Abstract
During susceptibility testing of 743 isolates of Mycobacterium tuberculosis to pyrazinamide (PZA) using the Bactec 960 system, 57 (7.7%) isolates showed PZA resistance. Repeat testing of resistant isolates with the Bactec 460 reference method confirmed 33 (4.4%) of these isolates as resistant, and 24 (3.2%) were susceptible. Erroneous results for resistance with the Bactec 960 were confirmed by testing the 24 discordant isolates for pyrazinamidase and mutations in the pncA gene.
Pyrazinamide (PZA) is an important component of the multidrug regimen used to treat tuberculosis (TB). With increasing worldwide prevalence of drug-resistant TB, it is vital for laboratories to accurately detect resistance to first-line antimicrobials.
The CLSI-recommended method for PZA testing (4) is the Bactec 460TB radiometric system (Becton Dickinson, Sparks, MD). Most laboratories have now replaced the 460TB system with the nonradiometric Bactec MGIT 960 (BT960) system (Becton Dickinson, Sparks, MD). Both methods utilize an acidified Middlebrook broth and a critical concentration of 100 μg/ml.
PZA is a prodrug which in Mycobacterium tuberculosis is converted to its active form, pyrazinoic acid (POA), by the enzyme pyrazinamidase (PZase) (5, 7). The absence of a functional PZase enzyme in an M. tuberculosis strain therefore indicates resistance to PZA. The pncA gene coding for PZase in M. tuberculosis has been sequenced, and mutations in this gene have been shown to be responsible for resistance to PZA (5, 8, 12). Tests both for PZase activity and for the detection of mutations in pncA may be utilized as alternative methods for the detection of PZA resistance in M. tuberculosis.
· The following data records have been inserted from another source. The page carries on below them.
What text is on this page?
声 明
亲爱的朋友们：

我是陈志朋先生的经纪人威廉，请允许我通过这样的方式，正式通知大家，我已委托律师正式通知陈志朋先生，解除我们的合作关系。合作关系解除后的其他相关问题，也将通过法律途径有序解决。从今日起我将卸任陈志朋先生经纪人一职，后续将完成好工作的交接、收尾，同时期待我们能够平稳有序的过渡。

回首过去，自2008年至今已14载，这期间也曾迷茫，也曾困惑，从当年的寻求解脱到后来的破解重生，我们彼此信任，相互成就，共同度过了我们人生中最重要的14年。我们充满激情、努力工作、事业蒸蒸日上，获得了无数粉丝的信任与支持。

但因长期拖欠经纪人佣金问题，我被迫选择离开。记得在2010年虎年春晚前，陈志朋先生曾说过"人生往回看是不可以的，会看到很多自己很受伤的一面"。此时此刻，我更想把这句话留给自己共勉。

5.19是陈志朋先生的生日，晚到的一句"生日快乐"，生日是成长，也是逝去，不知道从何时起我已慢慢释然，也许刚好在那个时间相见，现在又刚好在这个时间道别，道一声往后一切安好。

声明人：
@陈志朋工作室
All new M. tuberculosis isolates are tested for susceptibility to first-line drugs, including PZA, at the Public Health Laboratory, Toronto. During the report period, any isolate demonstrating PZA resistance by the BT960 was retested using the 460TB. If the 460TB PZA result was discordant, these isolates were further tested for the presence of PZase activity and mutations in the pncA gene, and testing in the BT960 was repeated.
PZA susceptibility testing in the BT960 system was performed according to the manufacturer's instructions (2). Briefly, isolates of M. tuberculosis in Mycobacteria Growth Indicator Tubes (MGITs) were used as the test inocula. A drug-free control tube was inoculated with a 1:10 dilution of the inoculum, and the PZA test tube was inoculated with 0.5 ml of the inoculum and 0.1 ml of PZA. The tubes were monitored with the BT960 instrument until the growth control tube flagged positive. At that time, the instrument read the PZA test tube as either resistant (growth unit [GU] ≥ 100) or susceptible (GU < 100). A blood agar purity plate from the inoculum was incubated for 3 days.
PZA testing in the BT 460TB system was performed according to the manufacturer's instructions (13). Briefly, a drug-free control vial and the PZA test vial were each inoculated with 0.1 ml of inoculum from an actively growing culture. The vials were incubated and were read on the BT460 instrument daily until the growth index (GI) in the control vial was ≥200. At that time, the GI in the test vial was calculated as a percentage of the GI in the control. A result of ≥11% indicated resistance, <9% indicated susceptibility, and from 9 to 11% was borderline. A blood agar purity plate from the inoculum was incubated for 3 days.
Isolates with results that were discordant between the two systems were tested for the presence of PZase activity and for mutations in the pncA gene at the National Reference Centre for Mycobacteriology, Winnipeg, Manitoba, Canada, by standard methodologies (12, 14) and with repeat testing in the BT960.
During the report period, 743 PZA susceptibility tests were performed using the BT960. Of these, 57 (7.7%) showed PZA resistance. Thirty-three of these isolates were confirmed to be PZA resistant using the Bactec 460 system and were eliminated from the discordant-data analysis. The remaining 24 PZA-resistant isolates (3.2% of the total) were susceptible to PZA with the 460TB and were considered discordant. Follow-up testing of these isolates showed the presence of PZase in all isolates, and all were negative for mutations in the pncA gene. Repeat PZA testing of the discordant isolates with the BT960 gave a second resistant result for 10 isolates and a susceptible result for 14 isolates, indicating lack of reproducibility. The 460TB result was considered the gold standard for reporting results.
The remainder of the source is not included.